In Laurel Thatcher Ulrich’s The Age of Homespun: Objects and Stories in the Creation of an American Myth, Ulrich documents the appraisal of the Pynchon family’s estate, finding that, while John Pynchon’s cupboards containing the family’s textiles was valued at three pounds, the bedding and linens within were valued to more than thirteen pounds. Likewise, a single embroidered napkin in his wife’s hand was assessed at three shillings, while most of his land was valued at a rate of four shillings per acre.

These handicrafts also created an industry to meet the commercial needs of women who wanted to purchase patterns, instructions, and the materials needed to create fancywork and other textile crafts. Within this industry, unique opportunities existed for entrepreneurial women not found in most commercial sectors. Many of the items shown here bear the names of women who leveraged gendered expectations of household handicrafts into occupations as pattern designers, authors, publishers, and embroidery shop owners.

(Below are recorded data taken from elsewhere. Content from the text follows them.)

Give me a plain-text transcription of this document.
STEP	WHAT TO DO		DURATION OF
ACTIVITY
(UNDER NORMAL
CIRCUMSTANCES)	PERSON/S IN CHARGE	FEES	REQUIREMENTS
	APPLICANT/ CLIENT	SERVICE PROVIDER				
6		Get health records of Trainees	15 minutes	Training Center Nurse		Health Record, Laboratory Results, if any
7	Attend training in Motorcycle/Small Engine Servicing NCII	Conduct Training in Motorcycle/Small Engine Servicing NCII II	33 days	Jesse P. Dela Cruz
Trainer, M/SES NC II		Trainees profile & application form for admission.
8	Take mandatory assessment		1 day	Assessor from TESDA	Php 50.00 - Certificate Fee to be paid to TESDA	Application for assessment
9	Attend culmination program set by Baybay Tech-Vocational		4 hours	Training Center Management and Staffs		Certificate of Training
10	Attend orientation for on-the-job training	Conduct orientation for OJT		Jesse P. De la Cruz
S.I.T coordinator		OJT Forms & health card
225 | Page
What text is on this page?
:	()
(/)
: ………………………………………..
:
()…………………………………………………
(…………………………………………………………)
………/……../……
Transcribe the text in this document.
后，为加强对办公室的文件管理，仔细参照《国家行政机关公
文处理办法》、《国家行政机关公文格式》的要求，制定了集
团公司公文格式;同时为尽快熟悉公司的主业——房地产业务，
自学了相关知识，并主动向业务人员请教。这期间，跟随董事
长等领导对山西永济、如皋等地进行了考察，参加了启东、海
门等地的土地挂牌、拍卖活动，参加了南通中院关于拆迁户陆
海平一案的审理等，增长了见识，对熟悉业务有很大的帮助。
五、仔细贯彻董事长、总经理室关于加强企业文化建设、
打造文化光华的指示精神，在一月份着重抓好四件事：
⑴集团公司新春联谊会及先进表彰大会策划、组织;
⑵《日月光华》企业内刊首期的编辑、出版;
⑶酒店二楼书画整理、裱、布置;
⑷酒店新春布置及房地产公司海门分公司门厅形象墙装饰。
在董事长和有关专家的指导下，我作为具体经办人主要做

Jenny Brooks, Co. pattern, 1910
Jenny Brooks, Co. pattern, 1910

This new online resource offers opportunities for scholars of women’s history, increases the visibility of the du Pont women and women entrepreneurs in the Hagley Library’s digital collections, and may serve a final purpose for those with an interest in women’s handicrafts. Many of the items in this collection were chosen with the generous assistance of the Hagley Museum & Library’s dedicated volunteers in the Handwork Group, who hope to resurrect their use for future projects! 


Skylar Harris is the Digitization and Metadata Coordinator at Hagley Museum and Library.